Abruzzo: pastori e allevatori come indiani in una riserva

«Ancora un’occasione da non perdere, ancora una volta Camera di Commercio, Regione, Forestale, Provincia, Parchi e chi più ne ha più ne metta: non mancherà la sfilata di politici e istituzioni alla 52ma Edizione della Mostra-rassegna degli ovini che si apre il 5 agosto»: questa l’amara constatazione di Nunzio Marcelli, Presidente dell’Associazione Allevatori Ovicaprini (ARPO), alla vigilia dell’apertura della nota manifestazione che si svolge annualmente a Campo Imperatore. «Ancora una volta», prosegue Marcelli, «pastori e allevatori saranno soltanto l’opportunità di una vetrina, sfruttando l’immagine di un sapere millenario: messi là come indiani in riserva, come indios esposti nelle gabbie per il divertimento del pubblico europeo ai tempi dei Conquistadores. Istituzioni che non hanno mosso un dito in tutti questi anni per difendere le aziende che chiudono, le famiglie costrette ad abbandonare i paesi: ciechi e sordi ai continui richiami di un territorio che si sta svuotando di dignità e identità, lasciando posto solo ai coltivatori di contributi, un territorio che si è conservato per secoli proprio grazie alla presenza dei pastori e dell’agricoltura di montagna, che oggi scompare nel silenzio e nell’indifferenza di chi poi fa a spintoni per farsi fotografare con in braccio un agnello a Campo Imperatore».
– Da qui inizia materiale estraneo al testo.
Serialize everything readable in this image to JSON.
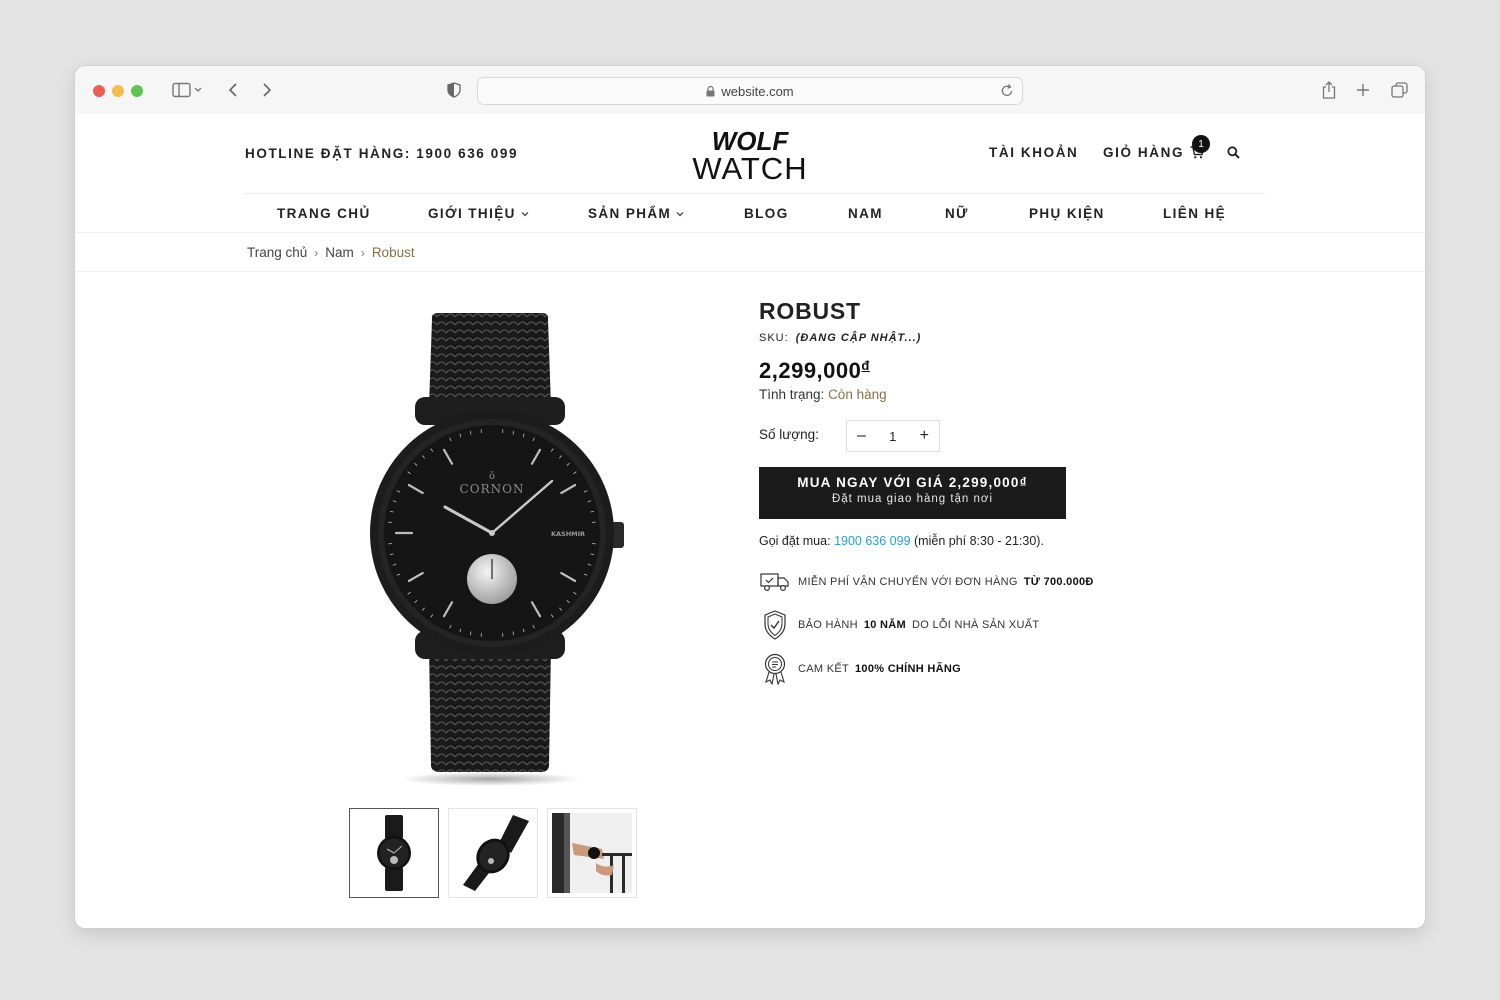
{
  "browser": {
    "url": "website.com"
  },
  "header": {
    "hotline_label": "HOTLINE ĐẶT HÀNG:",
    "hotline_number": "1900 636 099",
    "logo_line1": "WOLF",
    "logo_line2": "WATCH",
    "account": "TÀI KHOẢN",
    "cart": "GIỎ HÀNG",
    "cart_count": "1"
  },
  "nav": [
    {
      "label": "TRANG CHỦ",
      "dropdown": false
    },
    {
      "label": "GIỚI THIỆU",
      "dropdown": true
    },
    {
      "label": "SẢN PHẨM",
      "dropdown": true
    },
    {
      "label": "BLOG",
      "dropdown": false
    },
    {
      "label": "NAM",
      "dropdown": false
    },
    {
      "label": "NỮ",
      "dropdown": false
    },
    {
      "label": "PHỤ KIỆN",
      "dropdown": false
    },
    {
      "label": "LIÊN HỆ",
      "dropdown": false
    }
  ],
  "breadcrumb": [
    "Trang chủ",
    "Nam",
    "Robust"
  ],
  "product": {
    "watch_brand": "CORNON",
    "watch_model": "KASHMIR",
    "title": "ROBUST",
    "sku_label": "SKU:",
    "sku_value": "(ĐANG CẬP NHẬT...)",
    "price": "2,299,000",
    "currency": "đ",
    "stock_label": "Tình trạng:",
    "stock_value": "Còn hàng",
    "qty_label": "Số lượng:",
    "qty_minus": "–",
    "qty_value": "1",
    "qty_plus": "+",
    "buy_line1": "MUA NGAY VỚI GIÁ 2,299,000₫",
    "buy_line2": "Đặt mua giao hàng tận nơi",
    "call_label": "Gọi đặt mua:",
    "call_phone": "1900 636 099",
    "call_note": "(miễn phí 8:30 - 21:30)."
  },
  "features": [
    {
      "icon": "delivery-truck-icon",
      "before": "MIỄN PHÍ VẬN CHUYỂN VỚI ĐƠN HÀNG",
      "bold": "TỪ 700.000Đ",
      "after": ""
    },
    {
      "icon": "warranty-shield-icon",
      "before": "BẢO HÀNH",
      "bold": "10 NĂM",
      "after": "DO LỖI NHÀ SẢN XUẤT"
    },
    {
      "icon": "certificate-badge-icon",
      "before": "CAM KẾT",
      "bold": "100% CHÍNH HÃNG",
      "after": ""
    }
  ]
}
«Del resto», sottolinea Marcelli, «questa deriva culturale non trascura nessuno: se il mercato globale può fare la sanguisuga e sfruttare indebitamente nome e provenienza dei prodotti senza che le istituzioni muovano un dito per difendere l’identità dei territori e delle loro produzioni, non scandalizza che la Suprema Corte sancisca che “zappatore” è diventato un insulto». Così sancisce infatti una recente sentenza della Corte di Cassazione.
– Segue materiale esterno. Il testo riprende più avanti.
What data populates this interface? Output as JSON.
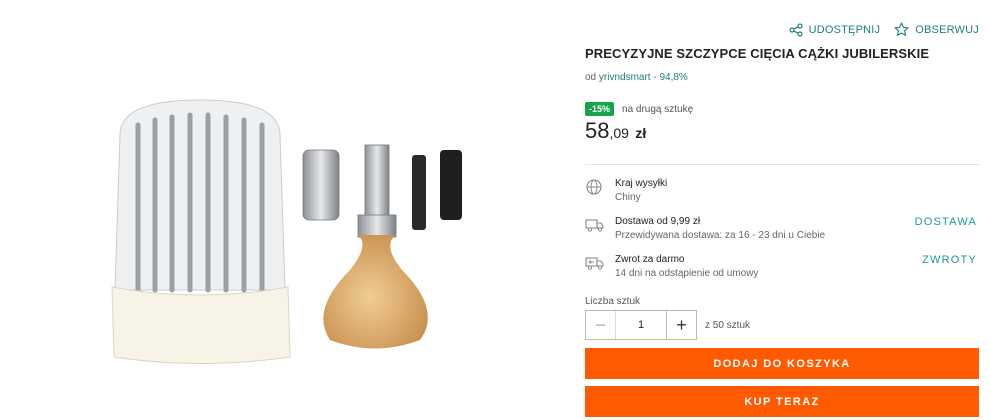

Riecheggiano più attuali che mai le parole di Ignazio Silone: «io so bene che il nome di cafone, nel linguaggio corrente del mio paese, è ora termine di offesa e dileggio; ma io l’adopero nella certezza che quando nel mio paese il dolore non sarà più vergogna, esso diventerà nome di rispetto, e forse anche di onore».
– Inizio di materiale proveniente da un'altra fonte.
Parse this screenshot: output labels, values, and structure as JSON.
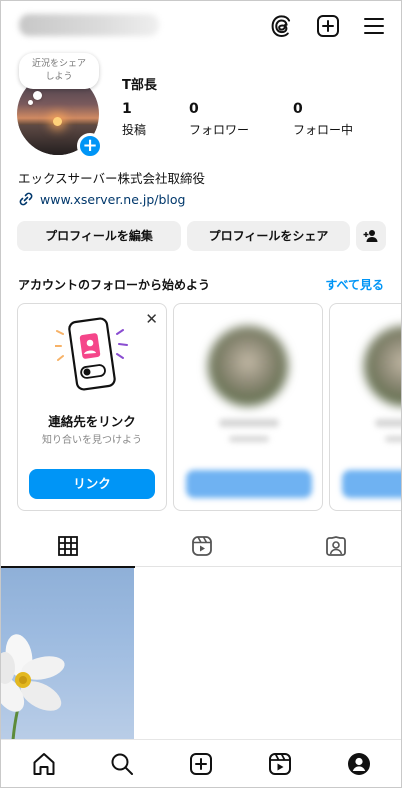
{
  "header": {
    "icons": [
      "threads-icon",
      "plus-square-icon",
      "hamburger-menu-icon"
    ]
  },
  "note_bubble": {
    "line1": "近況をシェア",
    "line2": "しよう"
  },
  "profile": {
    "name": "T部長",
    "stats": [
      {
        "value": "1",
        "label": "投稿"
      },
      {
        "value": "0",
        "label": "フォロワー"
      },
      {
        "value": "0",
        "label": "フォロー中"
      }
    ],
    "bio": "エックスサーバー株式会社取締役",
    "link": "www.xserver.ne.jp/blog"
  },
  "actions": {
    "edit_profile": "プロフィールを編集",
    "share_profile": "プロフィールをシェア"
  },
  "suggestions": {
    "title": "アカウントのフォローから始めよう",
    "see_all": "すべて見る",
    "contacts_card": {
      "title": "連絡先をリンク",
      "subtitle": "知り合いを見つけよう",
      "button": "リンク"
    }
  },
  "tabs": [
    "grid-icon",
    "reels-icon",
    "tagged-icon"
  ],
  "bottom_nav": [
    "home-icon",
    "search-icon",
    "create-icon",
    "reels-icon",
    "profile-icon"
  ],
  "colors": {
    "accent": "#0095f6",
    "link": "#00376b"
  }
}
«Ma né le nostre istituzioni, né la Suprema Corte di Cassazione, sembrano vedere e sentire la dignità di chi ancora svolge un lavoro di millenaria tradizione», conclude Marcelli; «il dolore e la fatica quotidiana del lavoro della terra e dei pastori restano una vergogna, in questo nuovo Medioevo dominato dalle leggi di mercato e dell’apparire». Sarà l’attuale classe politica e dirigente con il proprio esempio a salvare le sorti delle future generazioni?